The neocortex is the modern part of your brain that’s slow and ponderous and does the logical thinking.
Your goal is to keep the experience in the reptilian brain, the arbiter of decisions, where you can convert whatever you need to convert because once the user goes into the thinking brain, you lose control of what they’re going to ruminate about.
If the experience does go into the logical mind, fret not, it is not a lost cause. There are cognitive biases that you can use to your advantage such as framing and anchoring.
That said, Amy cautions that you’re still be better off keeping things in the sub-conscious level.
3. Missing CTA on a view
There should be clear action directives on each individual screen view as people see things one screen at a time – don’t place buttons just at the top or at the bottom of the page.

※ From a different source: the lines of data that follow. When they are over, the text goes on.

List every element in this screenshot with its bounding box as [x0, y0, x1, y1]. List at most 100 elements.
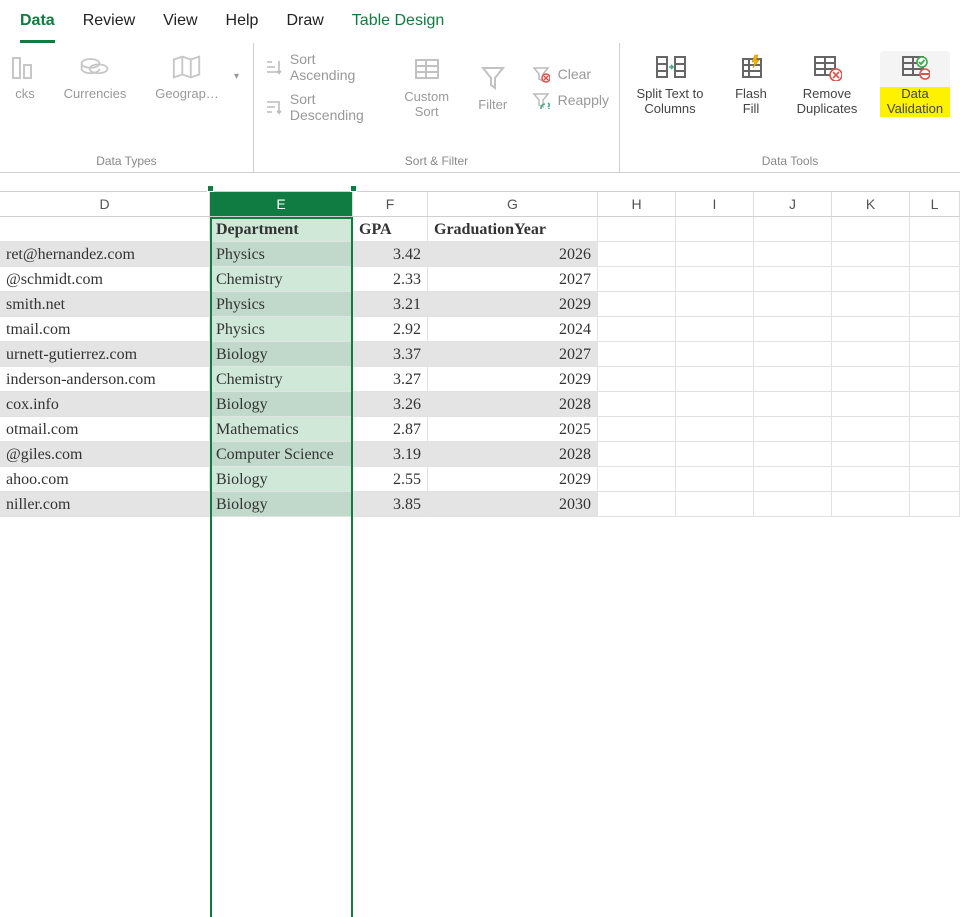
cell[interactable]	[832, 267, 910, 291]
cell[interactable]: Physics	[210, 242, 353, 266]
cell[interactable]: Biology	[210, 467, 353, 491]
cell[interactable]	[910, 392, 960, 416]
cell[interactable]	[598, 292, 676, 316]
cell[interactable]: @schmidt.com	[0, 267, 210, 291]
col-header-E[interactable]: E	[210, 192, 353, 216]
btn-split-text[interactable]: Split Text to Columns	[630, 51, 710, 117]
cell[interactable]	[910, 242, 960, 266]
cell[interactable]	[910, 467, 960, 491]
cell[interactable]: 3.19	[353, 442, 428, 466]
btn-geography[interactable]: Geograp…	[150, 51, 224, 102]
cell[interactable]	[676, 292, 754, 316]
header-cell[interactable]	[0, 217, 210, 241]
cell[interactable]	[676, 317, 754, 341]
col-header-G[interactable]: G	[428, 192, 598, 216]
cell[interactable]	[598, 467, 676, 491]
cell[interactable]	[676, 392, 754, 416]
btn-sort-desc[interactable]: Sort Descending	[264, 91, 382, 123]
cell[interactable]	[754, 392, 832, 416]
cell[interactable]	[598, 442, 676, 466]
cell[interactable]	[832, 367, 910, 391]
cell[interactable]	[598, 342, 676, 366]
cell[interactable]	[676, 367, 754, 391]
cell[interactable]: otmail.com	[0, 417, 210, 441]
col-header-D[interactable]: D	[0, 192, 210, 216]
cell[interactable]	[910, 292, 960, 316]
cell[interactable]	[754, 342, 832, 366]
cell[interactable]: 2029	[428, 292, 598, 316]
cell[interactable]: Computer Science	[210, 442, 353, 466]
header-cell[interactable]	[910, 217, 960, 241]
chevron-down-icon[interactable]: ▾	[234, 71, 239, 82]
col-header-K[interactable]: K	[832, 192, 910, 216]
header-cell[interactable]	[598, 217, 676, 241]
tab-help[interactable]: Help	[226, 12, 259, 43]
col-header-I[interactable]: I	[676, 192, 754, 216]
btn-currencies[interactable]: Currencies	[58, 51, 132, 102]
tab-data[interactable]: Data	[20, 12, 55, 43]
col-header-L[interactable]: L	[910, 192, 960, 216]
header-cell[interactable]	[676, 217, 754, 241]
cell[interactable]: Physics	[210, 317, 353, 341]
cell[interactable]	[832, 292, 910, 316]
cell[interactable]	[598, 317, 676, 341]
btn-custom-sort[interactable]: Custom Sort	[399, 54, 453, 120]
cell[interactable]	[832, 467, 910, 491]
cell[interactable]: 2029	[428, 367, 598, 391]
btn-filter[interactable]: Filter	[472, 62, 514, 113]
btn-data-validation[interactable]: Data Validation	[880, 51, 950, 117]
header-cell[interactable]: Department	[210, 217, 353, 241]
cell[interactable]: 3.26	[353, 392, 428, 416]
cell[interactable]: 2030	[428, 492, 598, 516]
cell[interactable]	[832, 317, 910, 341]
cell[interactable]	[754, 367, 832, 391]
cell[interactable]: 2024	[428, 317, 598, 341]
cell[interactable]: 2026	[428, 242, 598, 266]
cell[interactable]	[676, 417, 754, 441]
header-cell[interactable]	[754, 217, 832, 241]
cell[interactable]	[832, 492, 910, 516]
cell[interactable]: Chemistry	[210, 267, 353, 291]
btn-flash-fill[interactable]: Flash Fill	[728, 51, 774, 117]
cell[interactable]	[598, 392, 676, 416]
tab-table-design[interactable]: Table Design	[352, 12, 445, 43]
cell[interactable]: inderson-anderson.com	[0, 367, 210, 391]
header-cell[interactable]: GPA	[353, 217, 428, 241]
cell[interactable]	[598, 242, 676, 266]
cell[interactable]: ahoo.com	[0, 467, 210, 491]
cell[interactable]	[754, 267, 832, 291]
cell[interactable]: Mathematics	[210, 417, 353, 441]
cell[interactable]	[754, 467, 832, 491]
cell[interactable]: 3.37	[353, 342, 428, 366]
grid[interactable]: DepartmentGPAGraduationYear ret@hernandez…	[0, 217, 960, 517]
cell[interactable]	[598, 492, 676, 516]
cell[interactable]	[910, 267, 960, 291]
cell[interactable]: 2027	[428, 267, 598, 291]
header-cell[interactable]: GraduationYear	[428, 217, 598, 241]
cell[interactable]: smith.net	[0, 292, 210, 316]
cell[interactable]: 2029	[428, 467, 598, 491]
header-cell[interactable]	[832, 217, 910, 241]
btn-stocks[interactable]: cks	[10, 51, 40, 102]
cell[interactable]: Biology	[210, 392, 353, 416]
cell[interactable]	[910, 417, 960, 441]
cell[interactable]: @giles.com	[0, 442, 210, 466]
cell[interactable]: 2025	[428, 417, 598, 441]
cell[interactable]: 3.21	[353, 292, 428, 316]
cell[interactable]: cox.info	[0, 392, 210, 416]
cell[interactable]	[754, 442, 832, 466]
cell[interactable]	[676, 242, 754, 266]
tab-review[interactable]: Review	[83, 12, 135, 43]
cell[interactable]	[676, 267, 754, 291]
cell[interactable]	[832, 442, 910, 466]
tab-view[interactable]: View	[163, 12, 197, 43]
cell[interactable]	[676, 467, 754, 491]
cell[interactable]: 2.87	[353, 417, 428, 441]
cell[interactable]	[832, 417, 910, 441]
cell[interactable]: ret@hernandez.com	[0, 242, 210, 266]
cell[interactable]: 3.85	[353, 492, 428, 516]
cell[interactable]	[754, 242, 832, 266]
cell[interactable]	[754, 417, 832, 441]
cell[interactable]: 2028	[428, 442, 598, 466]
cell[interactable]	[598, 417, 676, 441]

Ask for whatever it is you want (e.g. an inquiry, an order, a quote, a sign-up, or a download) on every view that users see.
Amy stresses that if you want something, you have to go after it aggressively. On a desktop, it means aside from the shopping cart at the top right corner, you need the “Buy now” or “Add to cart” button sprinkled throughout the page, so that on a long page, people will see the call-to-action (CTA) in the body of the page wherever they are.
4. Inability of mobile users to call
It’s a mistake not to get mobile users to your call center. Amy points out that until you can improve your checkout process or lead forms, your best bet is to get people to make a phone call if you can. Take the leads on the phone where all a user has to do is tap a button that has your number on it.
There should be an appropriate CTA for a device. If the user’s looking at their phone, click-to-call is probably the most appropriate action, so don’t bury your number at the very bottom of the page.
5. Ignoring early stage visitors
Most marketers are focused on the end-game- the actual conversion. However, for your bottom-line numbers to improve, you have to get more people at the top of the funnel. For this to happen, you need to get people to raise their hand.
Amy notes that just because people don’t fill out your form, for instance, doesn’t mean you can’t get some sort of indicator of interest. People take steps that show whether or not they’re interested. It could be the number of pages they looked at, the time spent per page, or whether or not they put something in the cart.
SiteTuners CEO Tim Ash agrees that not having micro-conversions to slide people down the conversion funnel is one of the biggest oversights in marketing especially with big ticket complex sales.
With the attention economy on the web, you can’t afford to make people think. Match your visitors’ expectations and make what you want them to do visible wherever they are on the page. Salience is key for that split second when users, especially top of the funnel ones, are ready to take action.